C’est difficile la vie d’famille.

Il y a des petits bonheurs heureusement dans mes moments de rien de ces miracles dérisoires c’est de Lui ce mot là qui font d’une journée banale un repas de Noël à cause que tout le monde s’entend bien est heureux d’être là et d’offrir son cadeau entouré de beau papier et de frisettes crépitantes.

Mais c’est un rêve tout ça Noël on faisait pas vu que seul le dictionnaire fréquente ma vie secrète sur la table de nuit à côté de télé z et du dentier de Thérèse y’me fait peur ce machin là à nager méchamment dans son verre qu’on dirait un tueur.

Mais le Robert c’est ma beauté mon voyage en privé. Ferme tes yeux Angèle mets le doigt sur un mot et apprends le bien par cœur pour que l’histoire se déroule. J’en ai pour toute la nuit !

Et allez donc je suis pas peu fière quand j’en ai l’opportunité - saisissez la finesse - de le replacer mine de rien dans la conversation.

Les collègues s’interrogent, les mots ça rend plus riche plus délicat y’a pas à dire la culture c’est une belle invention pour supporter le monde.

J’avais des lunettes quelque part vous seriez pas dessus Madame excusez-moi ?…

Thérèse se dépêche de dépenser les économies que Simon a transpiré à faire pour qu’il me reste rien même qu’elle est de plus en plus riche, avant elle portait que des vestes unies et maintenant elles sont à carreaux alors !

Mon père m’a légué son goût pour la dignité c’est pas peu et son sens du devoir ça je m’en serais bien passée de cet embêtement là, c’est par devoir que j’ai dit oui à Thérèse quand elle a voulu s’installer chez moi avec Rosy - Rosy c’est son caniche - à cause d’une mauvaise chute dans ses escaliers qu’elle disait.

Elle voulait plus rester seule dans sa grande maison au parquet lustré depuis la mort de mon père et de ses vertèbres démis qu’elle disait.

Mon œil Thérèse elle est plus charpentée que moi dans ses robes moulantes et ses petits bas de soie !

J’suis plus trapue d’accord c’est depuis l’accouchement y m’est resté du gras et un tas d’embêtements mais faut voir comment qu’elle casse les noix rien qu’avec ses dents ! Prends une pince je lui dis pensez vous ! Elle ouvre grand sa bouche et met du rouge à lèvres plein les coquilles.

Moi j’aime les hommes aventuriers un brin poilus enfin je les aimais un peu mal rasés parce que c’est du passé tout ça, je suis la cause de la mort de mon père qu’elle me répète ma mère depuis mes 15 ans et à force d’entendre les mêmes mots chaque jour je suis devenue une cause à moi toute seule.

Même que ça me fait rougir malgré que je veuille plaire à personne, ça me déclenche de l’eczéma vous voulez voir ?

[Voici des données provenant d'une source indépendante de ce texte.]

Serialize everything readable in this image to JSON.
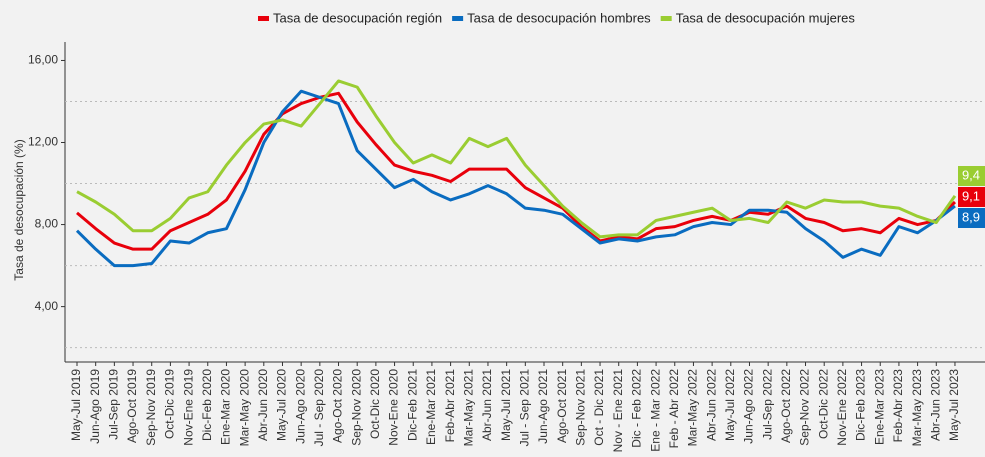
{
  "chart_data": {
    "type": "line",
    "y_label": "Tasa de desocupación (%)",
    "categories": [
      "May-Jul 2019",
      "Jun-Ago 2019",
      "Jul-Sep 2019",
      "Ago-Oct 2019",
      "Sep-Nov 2019",
      "Oct-Dic 2019",
      "Nov-Ene 2019",
      "Dic-Feb 2020",
      "Ene-Mar 2020",
      "Mar-May 2020",
      "Abr-Jun 2020",
      "May-Jul 2020",
      "Jun-Ago 2020",
      "Jul - Sep 2020",
      "Ago-Oct 2020",
      "Sep-Nov 2020",
      "Oct-Dic 2020",
      "Nov-Ene 2020",
      "Dic-Feb 2021",
      "Ene-Mar 2021",
      "Feb-Abr 2021",
      "Mar-May 2021",
      "Abr-Jun 2021",
      "May-Jul 2021",
      "Jul - Sep 2021",
      "Jun-Ago 2021",
      "Ago-Oct 2021",
      "Sep-Nov 2021",
      "Oct - Dic 2021",
      "Nov - Ene 2021",
      "Dic - Feb 2022",
      "Ene - Mar 2022",
      "Feb - Abr 2022",
      "Mar-May 2022",
      "Abr-Jun 2022",
      "May-Jul 2022",
      "Jun-Ago 2022",
      "Jul-Sep 2022",
      "Ago-Oct 2022",
      "Sep-Nov 2022",
      "Oct-Dic 2022",
      "Nov-Ene 2022",
      "Dic-Feb 2023",
      "Ene-Mar 2023",
      "Feb-Abr 2023",
      "Mar-May 2023",
      "Abr-Jun 2023",
      "May-Jul 2023"
    ],
    "series": [
      {
        "name": "Tasa de desocupación región",
        "color": "#e8000b",
        "end_label": "9,1",
        "values": [
          8.57,
          7.8,
          7.1,
          6.8,
          6.8,
          7.7,
          8.1,
          8.5,
          9.2,
          10.6,
          12.4,
          13.4,
          13.9,
          14.2,
          14.4,
          13.0,
          11.9,
          10.9,
          10.6,
          10.4,
          10.1,
          10.7,
          10.7,
          10.7,
          9.8,
          9.3,
          8.8,
          7.9,
          7.2,
          7.4,
          7.3,
          7.8,
          7.9,
          8.2,
          8.4,
          8.2,
          8.6,
          8.5,
          8.9,
          8.3,
          8.1,
          7.7,
          7.8,
          7.6,
          8.3,
          8.0,
          8.2,
          9.1
        ]
      },
      {
        "name": "Tasa de desocupación hombres",
        "color": "#0a6cc0",
        "end_label": "8,9",
        "values": [
          7.7,
          6.8,
          6.0,
          6.0,
          6.1,
          7.2,
          7.1,
          7.6,
          7.8,
          9.7,
          12.0,
          13.5,
          14.5,
          14.2,
          13.9,
          11.6,
          10.7,
          9.8,
          10.2,
          9.6,
          9.2,
          9.5,
          9.9,
          9.5,
          8.8,
          8.7,
          8.5,
          7.8,
          7.1,
          7.3,
          7.2,
          7.4,
          7.5,
          7.9,
          8.1,
          8.0,
          8.7,
          8.7,
          8.6,
          7.8,
          7.2,
          6.4,
          6.8,
          6.5,
          7.9,
          7.6,
          8.2,
          8.9
        ]
      },
      {
        "name": "Tasa de desocupación mujeres",
        "color": "#9acd32",
        "end_label": "9,4",
        "values": [
          9.6,
          9.1,
          8.5,
          7.7,
          7.7,
          8.3,
          9.3,
          9.6,
          10.9,
          12.0,
          12.9,
          13.1,
          12.8,
          13.9,
          15.0,
          14.7,
          13.3,
          12.0,
          11.0,
          11.4,
          11.0,
          12.2,
          11.8,
          12.2,
          10.9,
          9.9,
          8.9,
          8.1,
          7.4,
          7.5,
          7.5,
          8.2,
          8.4,
          8.6,
          8.8,
          8.2,
          8.3,
          8.1,
          9.1,
          8.8,
          9.2,
          9.1,
          9.1,
          8.9,
          8.8,
          8.4,
          8.1,
          9.4
        ]
      }
    ],
    "ylim": [
      1.3,
      16.9
    ],
    "yticks": [
      {
        "value": 4,
        "label": "4,00"
      },
      {
        "value": 8,
        "label": "8,00"
      },
      {
        "value": 12,
        "label": "12,00"
      },
      {
        "value": 16,
        "label": "16,00"
      }
    ],
    "minor_gridlines": [
      2,
      6,
      10,
      14
    ],
    "legend": "top"
  }
}
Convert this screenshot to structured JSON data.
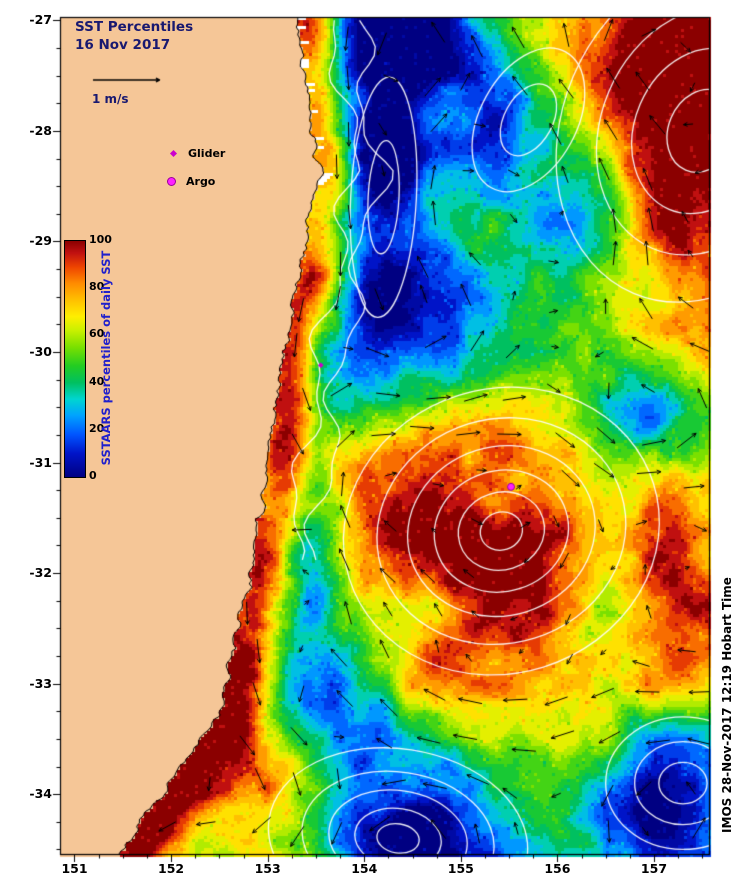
{
  "title": {
    "line1": "SST Percentiles",
    "line2": "16 Nov 2017"
  },
  "velocity_legend": {
    "label": "1 m/s"
  },
  "point_legend": [
    {
      "label": "Glider",
      "shape": "diamond",
      "color": "#cc00cc"
    },
    {
      "label": "Argo",
      "shape": "circle",
      "color": "#ff22ff"
    }
  ],
  "colorbar": {
    "title": "SSTAARS percentiles of daily SST",
    "tick_labels": [
      "100",
      "80",
      "60",
      "40",
      "20",
      "0"
    ],
    "tick_values": [
      100,
      80,
      60,
      40,
      20,
      0
    ],
    "min": 0,
    "max": 100,
    "stops": [
      {
        "v": 0,
        "c": "#000082"
      },
      {
        "v": 10,
        "c": "#0014c8"
      },
      {
        "v": 18,
        "c": "#0055ff"
      },
      {
        "v": 26,
        "c": "#00a2ff"
      },
      {
        "v": 33,
        "c": "#00d5d0"
      },
      {
        "v": 40,
        "c": "#00c060"
      },
      {
        "v": 47,
        "c": "#22cc22"
      },
      {
        "v": 55,
        "c": "#7ae000"
      },
      {
        "v": 62,
        "c": "#c8f000"
      },
      {
        "v": 68,
        "c": "#ffee00"
      },
      {
        "v": 75,
        "c": "#ffc000"
      },
      {
        "v": 82,
        "c": "#ff8c00"
      },
      {
        "v": 89,
        "c": "#ee4400"
      },
      {
        "v": 95,
        "c": "#c01010"
      },
      {
        "v": 100,
        "c": "#8b0000"
      }
    ]
  },
  "axes": {
    "x_ticks": [
      "151",
      "152",
      "153",
      "154",
      "155",
      "156",
      "157"
    ],
    "x_tick_values": [
      151,
      152,
      153,
      154,
      155,
      156,
      157
    ],
    "y_ticks": [
      "-27",
      "-28",
      "-29",
      "-30",
      "-31",
      "-32",
      "-33",
      "-34"
    ],
    "y_tick_values": [
      -27,
      -28,
      -29,
      -30,
      -31,
      -32,
      -33,
      -34
    ],
    "lon_range": [
      150.85,
      157.58
    ],
    "lat_range": [
      -34.55,
      -26.97
    ]
  },
  "watermark": "IMOS 28-Nov-2017 12:19 Hobart Time",
  "chart_data": {
    "type": "heatmap",
    "field": "SST percentile of daily SST (0-100, SSTAARS climatology)",
    "date": "16 Nov 2017",
    "region": {
      "lon": [
        150.85,
        157.58
      ],
      "lat": [
        -34.55,
        -26.97
      ]
    },
    "land_color": "#f5c697",
    "ocean_overlays": [
      "white sea-level contours",
      "black current velocity arrows"
    ],
    "coastline_lat_lon": [
      [
        -26.97,
        153.32
      ],
      [
        -27.5,
        153.38
      ],
      [
        -28.0,
        153.44
      ],
      [
        -28.35,
        153.55
      ],
      [
        -28.8,
        153.42
      ],
      [
        -29.4,
        153.3
      ],
      [
        -30.0,
        153.17
      ],
      [
        -30.6,
        153.06
      ],
      [
        -31.0,
        153.0
      ],
      [
        -31.6,
        152.9
      ],
      [
        -32.2,
        152.78
      ],
      [
        -32.8,
        152.62
      ],
      [
        -33.2,
        152.52
      ],
      [
        -33.6,
        152.25
      ],
      [
        -34.0,
        151.92
      ],
      [
        -34.3,
        151.65
      ],
      [
        -34.55,
        151.45
      ]
    ],
    "field_model": {
      "base_percentile": 50,
      "noise_amplitude": 26,
      "coastal_warm_band": {
        "offset_deg": 0.12,
        "sigma_deg": 0.22,
        "amplitude": 46
      },
      "feature_format": "[lon, lat, sigma_lon, sigma_lat, amplitude]",
      "features": [
        [
          157.35,
          -27.75,
          0.75,
          0.95,
          52
        ],
        [
          156.6,
          -27.15,
          0.8,
          0.5,
          30
        ],
        [
          157.45,
          -29.6,
          0.55,
          0.85,
          32
        ],
        [
          157.45,
          -32.2,
          0.5,
          0.85,
          38
        ],
        [
          155.45,
          -31.6,
          0.85,
          0.72,
          58
        ],
        [
          155.35,
          -31.45,
          0.3,
          0.25,
          -16
        ],
        [
          154.05,
          -31.05,
          0.5,
          0.6,
          32
        ],
        [
          155.4,
          -32.95,
          1.05,
          0.4,
          26
        ],
        [
          152.85,
          -33.95,
          0.95,
          0.55,
          46
        ],
        [
          154.2,
          -28.4,
          0.38,
          1.15,
          -52
        ],
        [
          154.35,
          -27.15,
          0.5,
          0.45,
          -40
        ],
        [
          154.75,
          -29.75,
          0.5,
          0.5,
          -36
        ],
        [
          155.6,
          -27.9,
          0.55,
          0.5,
          -30
        ],
        [
          156.25,
          -28.8,
          0.5,
          0.55,
          -26
        ],
        [
          157.0,
          -30.45,
          0.5,
          0.45,
          -38
        ],
        [
          154.35,
          -34.4,
          0.9,
          0.62,
          -55
        ],
        [
          154.3,
          -34.45,
          0.38,
          0.26,
          -18
        ],
        [
          153.55,
          -33.3,
          0.5,
          0.42,
          -38
        ],
        [
          157.25,
          -33.85,
          0.62,
          0.52,
          -45
        ],
        [
          153.62,
          -30.25,
          0.24,
          0.5,
          -28
        ],
        [
          153.35,
          -31.95,
          0.3,
          0.5,
          -24
        ],
        [
          155.0,
          -27.3,
          0.45,
          0.4,
          -20
        ],
        [
          156.9,
          -34.5,
          0.5,
          0.35,
          -25
        ]
      ]
    },
    "contour_eddies": [
      {
        "center": [
          155.42,
          -31.62
        ],
        "radii": [
          0.22,
          0.45,
          0.7,
          0.98,
          1.3,
          1.65
        ],
        "aspect": 0.78,
        "rot": -0.3
      },
      {
        "center": [
          154.35,
          -34.4
        ],
        "radii": [
          0.22,
          0.45,
          0.72,
          1.0,
          1.35
        ],
        "aspect": 0.6,
        "rot": 0.15
      },
      {
        "center": [
          157.3,
          -33.9
        ],
        "radii": [
          0.25,
          0.5,
          0.8
        ],
        "aspect": 0.75,
        "rot": 0.0
      },
      {
        "center": [
          157.5,
          -28.0
        ],
        "radii": [
          0.35,
          0.7,
          1.05,
          1.45
        ],
        "aspect": 1.1,
        "rot": 0.4
      },
      {
        "center": [
          154.2,
          -28.6
        ],
        "radii": [
          0.16,
          0.34
        ],
        "aspect": 3.2,
        "rot": 0.05
      },
      {
        "center": [
          155.7,
          -27.9
        ],
        "radii": [
          0.25,
          0.5
        ],
        "aspect": 1.4,
        "rot": 0.5
      }
    ],
    "markers": [
      {
        "name": "Argo",
        "lon": 155.52,
        "lat": -31.22,
        "color": "#ff22ff"
      },
      {
        "name": "Glider",
        "lon": 153.55,
        "lat": -30.12,
        "color": "#cc00cc"
      }
    ]
  }
}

Ayez pas peur c’est du type sec moins repoussant mais ça démange pareil.

Bon tant pis j’ai beau pas avoir les capacités je sais bien d’où ça vient cette maladie c’est la peau qui s’exprime qui dit son mal à sa façon comme un grand volcan étouffé qui cogne sous sa croûte ma peau elle est vilaine.

Le Jérôme aussi me piquait quand y m’embrassait le dedans j’aimais bien ça non c’est du mensonge j’ai oublié c’est du passé.

Ca fait trop de dimanches depuis celui d’Avril.